On a January evening, he's just returned from Los Angeles, where he attended the funeral of Chris Brown, a high-school teammate and former big-leaguer who died from injuries suffered when his house burned down. Obituaries remembered Brown the same way Strawberry's will likely remember him as a player of untold promise.
Early in his big-league career, Strawberry took to the bottle, egged on by his notoriously rowdy Mets teammates, who popped greenies and kept a brew-stocked fridge in the clubhouse.
"We were throwbacks," pitcher Bobby Ojeda has told baseball writers. "We were like, 'Gimme a steak, gimme a fuckin' beer, gimme a smoke, and get the fuck out of our way.'"
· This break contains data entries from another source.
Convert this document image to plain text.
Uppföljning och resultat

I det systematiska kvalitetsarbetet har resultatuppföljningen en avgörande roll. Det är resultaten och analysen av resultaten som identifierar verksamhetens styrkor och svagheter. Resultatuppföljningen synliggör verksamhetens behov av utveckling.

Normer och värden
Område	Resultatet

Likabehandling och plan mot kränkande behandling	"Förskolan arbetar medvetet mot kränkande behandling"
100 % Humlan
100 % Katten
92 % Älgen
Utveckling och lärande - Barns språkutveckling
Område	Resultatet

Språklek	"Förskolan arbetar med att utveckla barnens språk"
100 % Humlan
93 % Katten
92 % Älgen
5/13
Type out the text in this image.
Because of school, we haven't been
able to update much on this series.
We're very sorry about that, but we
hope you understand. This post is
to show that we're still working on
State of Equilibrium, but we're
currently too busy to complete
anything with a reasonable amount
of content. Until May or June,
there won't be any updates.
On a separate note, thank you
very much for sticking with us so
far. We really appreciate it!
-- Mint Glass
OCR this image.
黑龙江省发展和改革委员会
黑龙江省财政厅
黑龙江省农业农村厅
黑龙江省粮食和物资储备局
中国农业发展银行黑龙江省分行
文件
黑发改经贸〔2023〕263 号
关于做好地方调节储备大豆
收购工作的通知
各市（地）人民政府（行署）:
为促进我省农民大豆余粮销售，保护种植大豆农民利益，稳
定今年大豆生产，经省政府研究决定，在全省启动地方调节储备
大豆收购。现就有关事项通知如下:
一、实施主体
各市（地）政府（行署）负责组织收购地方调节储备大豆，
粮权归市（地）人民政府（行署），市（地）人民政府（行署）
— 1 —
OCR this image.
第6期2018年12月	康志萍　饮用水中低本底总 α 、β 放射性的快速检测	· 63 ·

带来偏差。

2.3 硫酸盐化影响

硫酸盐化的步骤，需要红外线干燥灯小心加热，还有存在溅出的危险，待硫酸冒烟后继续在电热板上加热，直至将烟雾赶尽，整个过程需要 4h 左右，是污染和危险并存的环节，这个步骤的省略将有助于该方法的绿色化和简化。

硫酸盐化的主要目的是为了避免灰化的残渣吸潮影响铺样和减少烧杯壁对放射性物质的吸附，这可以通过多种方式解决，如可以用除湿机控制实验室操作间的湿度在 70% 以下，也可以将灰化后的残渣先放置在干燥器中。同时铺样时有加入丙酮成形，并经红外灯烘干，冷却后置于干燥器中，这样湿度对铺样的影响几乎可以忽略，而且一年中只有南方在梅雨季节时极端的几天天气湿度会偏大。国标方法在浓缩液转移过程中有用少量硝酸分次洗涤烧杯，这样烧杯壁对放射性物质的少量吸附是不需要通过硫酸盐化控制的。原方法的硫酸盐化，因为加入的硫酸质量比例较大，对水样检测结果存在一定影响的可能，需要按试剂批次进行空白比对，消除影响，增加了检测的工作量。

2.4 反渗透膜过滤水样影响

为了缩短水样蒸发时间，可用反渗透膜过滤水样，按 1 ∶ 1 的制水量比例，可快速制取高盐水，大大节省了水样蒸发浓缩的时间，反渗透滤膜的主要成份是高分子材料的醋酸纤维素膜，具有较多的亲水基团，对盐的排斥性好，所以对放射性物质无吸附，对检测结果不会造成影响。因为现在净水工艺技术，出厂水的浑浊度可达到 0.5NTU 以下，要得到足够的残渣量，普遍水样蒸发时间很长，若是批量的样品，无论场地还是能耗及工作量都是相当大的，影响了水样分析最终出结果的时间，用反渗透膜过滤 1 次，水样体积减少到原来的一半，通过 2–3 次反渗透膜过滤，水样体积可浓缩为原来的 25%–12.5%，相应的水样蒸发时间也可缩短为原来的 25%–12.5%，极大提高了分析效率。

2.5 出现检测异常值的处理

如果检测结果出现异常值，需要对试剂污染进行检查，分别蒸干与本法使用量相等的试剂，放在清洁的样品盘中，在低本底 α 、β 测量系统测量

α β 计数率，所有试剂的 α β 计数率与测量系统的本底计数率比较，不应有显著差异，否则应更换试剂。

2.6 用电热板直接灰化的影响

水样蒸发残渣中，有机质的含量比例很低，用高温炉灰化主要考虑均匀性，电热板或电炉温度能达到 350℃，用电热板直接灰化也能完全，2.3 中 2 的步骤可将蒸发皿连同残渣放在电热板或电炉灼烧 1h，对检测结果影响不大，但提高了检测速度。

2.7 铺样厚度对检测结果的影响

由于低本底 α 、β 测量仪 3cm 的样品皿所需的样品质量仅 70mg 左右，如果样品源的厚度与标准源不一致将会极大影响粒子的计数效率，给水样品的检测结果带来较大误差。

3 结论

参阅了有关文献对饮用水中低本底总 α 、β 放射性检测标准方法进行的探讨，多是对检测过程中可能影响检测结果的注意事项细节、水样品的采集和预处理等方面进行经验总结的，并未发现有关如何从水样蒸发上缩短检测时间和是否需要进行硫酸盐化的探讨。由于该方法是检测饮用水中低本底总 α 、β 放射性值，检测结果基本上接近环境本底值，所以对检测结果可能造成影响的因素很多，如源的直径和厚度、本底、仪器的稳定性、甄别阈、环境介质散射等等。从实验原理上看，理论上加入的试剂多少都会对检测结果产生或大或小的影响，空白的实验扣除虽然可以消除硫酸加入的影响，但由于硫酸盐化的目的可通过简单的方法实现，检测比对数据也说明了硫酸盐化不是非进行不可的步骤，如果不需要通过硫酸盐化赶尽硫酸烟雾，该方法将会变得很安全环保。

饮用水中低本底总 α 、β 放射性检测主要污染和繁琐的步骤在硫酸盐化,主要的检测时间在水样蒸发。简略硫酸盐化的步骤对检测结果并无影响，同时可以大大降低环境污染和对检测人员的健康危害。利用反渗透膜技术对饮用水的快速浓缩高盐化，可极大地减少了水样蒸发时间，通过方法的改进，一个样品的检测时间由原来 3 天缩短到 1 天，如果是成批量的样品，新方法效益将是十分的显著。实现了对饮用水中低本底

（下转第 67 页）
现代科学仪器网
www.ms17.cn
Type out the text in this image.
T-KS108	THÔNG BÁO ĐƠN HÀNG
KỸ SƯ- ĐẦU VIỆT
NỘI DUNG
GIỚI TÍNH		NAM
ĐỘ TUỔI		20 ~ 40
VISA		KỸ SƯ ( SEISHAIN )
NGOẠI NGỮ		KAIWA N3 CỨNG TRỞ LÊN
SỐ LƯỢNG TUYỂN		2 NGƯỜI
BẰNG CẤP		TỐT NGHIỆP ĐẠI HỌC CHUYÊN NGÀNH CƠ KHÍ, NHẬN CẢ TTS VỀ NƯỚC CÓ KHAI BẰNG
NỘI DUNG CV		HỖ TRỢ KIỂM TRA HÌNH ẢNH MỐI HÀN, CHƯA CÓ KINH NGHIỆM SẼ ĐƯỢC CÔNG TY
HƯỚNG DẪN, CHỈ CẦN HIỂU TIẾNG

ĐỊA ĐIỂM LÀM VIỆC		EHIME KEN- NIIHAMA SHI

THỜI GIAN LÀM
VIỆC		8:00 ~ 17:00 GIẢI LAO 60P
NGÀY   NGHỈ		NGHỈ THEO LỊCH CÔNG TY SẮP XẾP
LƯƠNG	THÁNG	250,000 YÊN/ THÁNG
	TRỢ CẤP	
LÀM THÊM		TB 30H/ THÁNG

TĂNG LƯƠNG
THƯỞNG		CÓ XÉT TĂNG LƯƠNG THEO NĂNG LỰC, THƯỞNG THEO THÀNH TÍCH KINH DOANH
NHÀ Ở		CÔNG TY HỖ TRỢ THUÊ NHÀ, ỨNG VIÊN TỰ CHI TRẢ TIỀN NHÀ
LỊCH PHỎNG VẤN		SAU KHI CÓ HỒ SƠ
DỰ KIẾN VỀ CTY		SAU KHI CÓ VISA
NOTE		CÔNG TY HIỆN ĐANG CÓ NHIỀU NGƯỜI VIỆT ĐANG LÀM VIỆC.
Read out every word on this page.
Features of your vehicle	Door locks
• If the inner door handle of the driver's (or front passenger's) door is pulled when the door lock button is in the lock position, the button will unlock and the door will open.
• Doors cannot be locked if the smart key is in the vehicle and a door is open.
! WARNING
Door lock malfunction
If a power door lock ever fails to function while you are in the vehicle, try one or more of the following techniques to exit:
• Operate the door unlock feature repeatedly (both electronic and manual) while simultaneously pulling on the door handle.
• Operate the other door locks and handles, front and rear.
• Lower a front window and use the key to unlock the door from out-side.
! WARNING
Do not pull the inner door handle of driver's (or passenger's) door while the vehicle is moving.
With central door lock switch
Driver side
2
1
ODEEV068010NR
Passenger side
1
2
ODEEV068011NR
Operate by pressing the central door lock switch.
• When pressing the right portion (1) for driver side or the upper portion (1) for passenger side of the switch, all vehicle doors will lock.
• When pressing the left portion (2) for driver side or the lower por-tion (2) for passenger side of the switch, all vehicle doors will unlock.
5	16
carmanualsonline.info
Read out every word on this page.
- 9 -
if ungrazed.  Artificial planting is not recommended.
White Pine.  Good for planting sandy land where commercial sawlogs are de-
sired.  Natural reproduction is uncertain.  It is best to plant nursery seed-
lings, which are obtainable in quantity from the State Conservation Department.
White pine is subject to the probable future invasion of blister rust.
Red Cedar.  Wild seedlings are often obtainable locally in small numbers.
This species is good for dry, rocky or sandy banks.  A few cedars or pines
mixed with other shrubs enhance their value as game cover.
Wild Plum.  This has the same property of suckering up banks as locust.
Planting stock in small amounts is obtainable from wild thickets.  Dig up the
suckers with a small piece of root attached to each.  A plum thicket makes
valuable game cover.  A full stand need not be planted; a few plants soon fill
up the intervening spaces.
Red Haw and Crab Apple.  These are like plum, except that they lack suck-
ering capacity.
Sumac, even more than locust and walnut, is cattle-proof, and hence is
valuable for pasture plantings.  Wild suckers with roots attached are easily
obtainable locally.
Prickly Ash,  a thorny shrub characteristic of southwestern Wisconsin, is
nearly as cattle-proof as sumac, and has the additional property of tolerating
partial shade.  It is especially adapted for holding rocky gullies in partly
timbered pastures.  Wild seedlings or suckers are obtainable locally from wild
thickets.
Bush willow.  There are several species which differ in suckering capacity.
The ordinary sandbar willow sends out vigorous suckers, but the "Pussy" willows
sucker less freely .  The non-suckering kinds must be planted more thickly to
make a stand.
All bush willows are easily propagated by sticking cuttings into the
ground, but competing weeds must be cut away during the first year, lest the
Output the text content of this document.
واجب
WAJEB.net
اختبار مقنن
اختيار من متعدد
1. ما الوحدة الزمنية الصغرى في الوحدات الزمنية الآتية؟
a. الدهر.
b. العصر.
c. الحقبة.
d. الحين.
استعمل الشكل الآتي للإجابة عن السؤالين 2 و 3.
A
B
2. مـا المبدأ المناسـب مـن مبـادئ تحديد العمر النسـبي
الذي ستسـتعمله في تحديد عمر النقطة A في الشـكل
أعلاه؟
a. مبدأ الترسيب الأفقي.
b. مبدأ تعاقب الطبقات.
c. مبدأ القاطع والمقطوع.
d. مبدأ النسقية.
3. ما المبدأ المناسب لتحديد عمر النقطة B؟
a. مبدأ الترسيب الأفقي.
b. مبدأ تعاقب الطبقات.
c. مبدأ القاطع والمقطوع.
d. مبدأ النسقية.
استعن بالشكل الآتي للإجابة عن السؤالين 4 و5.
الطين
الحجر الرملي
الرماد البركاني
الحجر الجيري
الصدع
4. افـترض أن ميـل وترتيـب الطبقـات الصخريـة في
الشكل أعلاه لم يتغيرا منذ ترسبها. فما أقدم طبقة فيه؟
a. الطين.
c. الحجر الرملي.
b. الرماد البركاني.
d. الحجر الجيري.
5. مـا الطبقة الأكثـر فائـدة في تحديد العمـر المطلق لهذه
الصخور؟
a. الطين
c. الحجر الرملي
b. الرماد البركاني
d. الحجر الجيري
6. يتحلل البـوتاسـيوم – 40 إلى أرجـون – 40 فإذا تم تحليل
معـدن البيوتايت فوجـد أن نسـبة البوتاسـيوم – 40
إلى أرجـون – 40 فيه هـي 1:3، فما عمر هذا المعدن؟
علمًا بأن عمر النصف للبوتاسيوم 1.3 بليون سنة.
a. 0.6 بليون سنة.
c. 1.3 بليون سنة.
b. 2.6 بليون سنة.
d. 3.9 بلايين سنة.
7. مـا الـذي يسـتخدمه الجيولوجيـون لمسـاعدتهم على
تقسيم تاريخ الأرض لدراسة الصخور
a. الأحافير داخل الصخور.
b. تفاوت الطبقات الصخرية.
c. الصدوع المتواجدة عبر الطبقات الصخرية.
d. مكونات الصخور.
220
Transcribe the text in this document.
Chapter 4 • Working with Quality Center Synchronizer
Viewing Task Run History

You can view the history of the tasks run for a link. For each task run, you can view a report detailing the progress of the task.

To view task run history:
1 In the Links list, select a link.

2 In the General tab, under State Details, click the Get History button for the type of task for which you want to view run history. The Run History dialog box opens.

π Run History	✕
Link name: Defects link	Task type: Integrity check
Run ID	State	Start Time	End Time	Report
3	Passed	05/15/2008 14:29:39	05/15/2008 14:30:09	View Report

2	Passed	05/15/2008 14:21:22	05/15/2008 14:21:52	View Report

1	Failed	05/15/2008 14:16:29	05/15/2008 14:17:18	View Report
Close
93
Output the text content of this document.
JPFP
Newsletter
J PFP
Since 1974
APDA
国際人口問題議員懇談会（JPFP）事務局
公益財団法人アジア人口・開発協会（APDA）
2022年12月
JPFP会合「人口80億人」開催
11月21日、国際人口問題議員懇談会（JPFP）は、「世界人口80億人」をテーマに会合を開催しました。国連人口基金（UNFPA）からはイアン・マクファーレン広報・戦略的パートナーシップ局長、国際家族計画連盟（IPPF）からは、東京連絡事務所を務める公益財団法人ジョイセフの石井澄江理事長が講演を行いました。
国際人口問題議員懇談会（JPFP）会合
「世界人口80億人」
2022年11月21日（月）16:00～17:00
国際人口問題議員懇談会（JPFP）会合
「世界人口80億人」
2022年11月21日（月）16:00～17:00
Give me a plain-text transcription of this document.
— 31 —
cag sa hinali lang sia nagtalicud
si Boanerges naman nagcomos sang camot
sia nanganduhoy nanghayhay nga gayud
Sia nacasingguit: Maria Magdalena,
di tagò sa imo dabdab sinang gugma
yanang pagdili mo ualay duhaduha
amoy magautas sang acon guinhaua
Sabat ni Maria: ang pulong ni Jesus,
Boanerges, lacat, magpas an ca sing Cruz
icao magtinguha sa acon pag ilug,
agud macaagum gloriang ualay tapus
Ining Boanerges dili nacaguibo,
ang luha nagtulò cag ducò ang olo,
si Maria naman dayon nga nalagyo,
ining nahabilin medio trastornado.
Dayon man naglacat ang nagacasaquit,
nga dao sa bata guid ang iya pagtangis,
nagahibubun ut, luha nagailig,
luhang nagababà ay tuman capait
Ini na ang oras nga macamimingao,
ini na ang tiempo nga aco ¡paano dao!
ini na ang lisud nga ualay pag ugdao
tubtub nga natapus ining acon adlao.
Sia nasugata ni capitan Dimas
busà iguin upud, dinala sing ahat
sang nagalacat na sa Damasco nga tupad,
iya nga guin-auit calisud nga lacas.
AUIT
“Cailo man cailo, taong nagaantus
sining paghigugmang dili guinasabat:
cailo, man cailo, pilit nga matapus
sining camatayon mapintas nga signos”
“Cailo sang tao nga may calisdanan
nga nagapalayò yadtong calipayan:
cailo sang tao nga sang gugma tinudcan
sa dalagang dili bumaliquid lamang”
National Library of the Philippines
Following their 1986 National League Championship series victory over Houston, they nearly destroyed an Ozark Airlines plane with a drunken food fight. Strawberry and Dwight Gooden "exposed their penises and were inviting the women to lick this and lick that," writes Jeff Pearlman in his 2004 book about the World Series champs.
"I wanted to break the cycle, because [alcoholism] is genetic," Strawberry says now. He adds that his own struggles have helped him understand the plight of his father, whom he occasionally visits in San Diego. (His mother and guiding force, Ruby Strawberry, died in 1995.)
Strawberry characterizes his drinking habit as a coping mechanism. "As long as there was alcohol in my bloodstream," he writes in Recovering Life, "I was relieved of the incredible pressure I felt on my shoulders, the pressure of being someone else's rising star."
Though a subsequent cocaine addiction was followed by more rehab and Alcoholics Anonymous sessions, nowadays the church is Strawberry's sole tool for recovery. He says he's been clean for "four or five years" and that he's never tempted to have a drink or a snort.
"I don't have these raging feelings inside like most people talk about," he says. "I don't go to nightclubs and hang out. You'll never see me down there at the Landing or places like that, because that's not how I live. I live as a believer. When you give your life to Christ and serve the Lord, you walk a different way; you're free. You're not in bondage."
Tracy says her husband's addictions are a result of the pain he suffered as a child, and Church on the Rock can help cure them. "The church offers people help though restoration," she says. "They believe in getting to the root of the problem and restoring the wholeness of an individual."
Last November Dwight Gooden was released from a prison in Gainesville, Florida, where he served seven months for violating his probation by taking cocaine.
Strawberry is rarely in touch with the man, once his best friend on the Mets, whose own career was similarly unhinged by drugs and alcohol. When asked if he sees any of himself in the former Cy Young winner, Strawberry replies curtly, "You just hope and pray that he works through it, like you would for anyone."